Leclerc’s speed in Baku left many convinced that he is the fastest driver in F1 today, but even two dazzling displays in qualifying could not be achieved without what has become something of a party trick.

On the very next lap after setting the time for pole in the Sprint Shootout, the number 16 Ferrari was in the wall, Leclerc losing his front wing having found the limit on his first attempt and dipped a toe over it during the second.

The quickest driver in F1, or simply the greatest risk taker? There is a difference.

Leclerc’s crash here was almost a high-speed version of his 2022 Paul Ricard exit, which is where the heart of his problem lies.

His DNF from the lead in France should have been a pivotal moment in Leclerc’s career – his equivalent of Verstappen’s FP3 crash at Monaco 2018 – but what should have been the harshest of lessons has, at least on this evidence, gone ignored.

When he finally matures he will be close to unstoppable, but right now? Leclerc is a driver still exploring the margins of his own personal limits.

Should that still be the case for someone of his age and level of experience?

Lewis Hamilton/Mercedes

So now we know.

If Mercedes’ encouraging performance in Australia had resulted in second (third?) thoughts about their current car concept, the W14’s performance at the two races since confirm their call for a root-and-branch overhaul in Bahrain was no overreaction.

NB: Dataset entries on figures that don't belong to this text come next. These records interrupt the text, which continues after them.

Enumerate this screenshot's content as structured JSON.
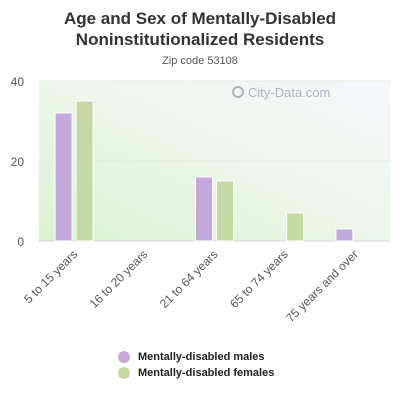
{
  "chart_data": {
    "type": "bar",
    "title": "Age and Sex of Mentally-Disabled Noninstitutionalized Residents",
    "subtitle": "Zip code 53108",
    "categories": [
      "5 to 15 years",
      "16 to 20 years",
      "21 to 64 years",
      "65 to 74 years",
      "75 years and over"
    ],
    "series": [
      {
        "name": "Mentally-disabled males",
        "values": [
          32,
          0,
          16,
          0,
          3
        ],
        "color": "#c3a9dc"
      },
      {
        "name": "Mentally-disabled females",
        "values": [
          35,
          0,
          15,
          7,
          0
        ],
        "color": "#c6d9a5"
      }
    ],
    "ylim": [
      0,
      40
    ],
    "yticks": [
      0,
      20,
      40
    ],
    "grid": true,
    "legend": "bottom"
  },
  "watermark": {
    "text": "City-Data.com"
  }
}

After George Russell fell in Q2 in Baku, this week it was the turn of Lewis Hamilton – the elimination of the seven-time World Champion bringing infinitely more scrutiny on the team’s direction.

Friday has been the time for Hamilton to vent his frustration since the start of 2022 but he was more downbeat than ever before after FP2 in Miami, describing the car as no different to last year.

He spoke of featuring somewhere in the middle of the top 10 in qualifying, but his body language conveyed even that would be optimistic.

With a major upgrade package scheduled for Imola, if this really was the last time the deeply unloved zero-pod concept will be driven in anger by Hamilton on a qualifying lap, it was a perversely fitting end.

McLaren

McLaren introduced their own long-awaited upgrade package in Baku, but with the MCL60 still inherently draggy it wasn’t exactly optimised on all those long straights.

A better reflection of the steps the team have made, Lando Norris promised, would come from Miami. The only way is up.

P16 and P19 respectively for Norris and Oscar Piastri in qualifying as the car struggled in the hot conditions strongly suggests there is significantly more work to be done.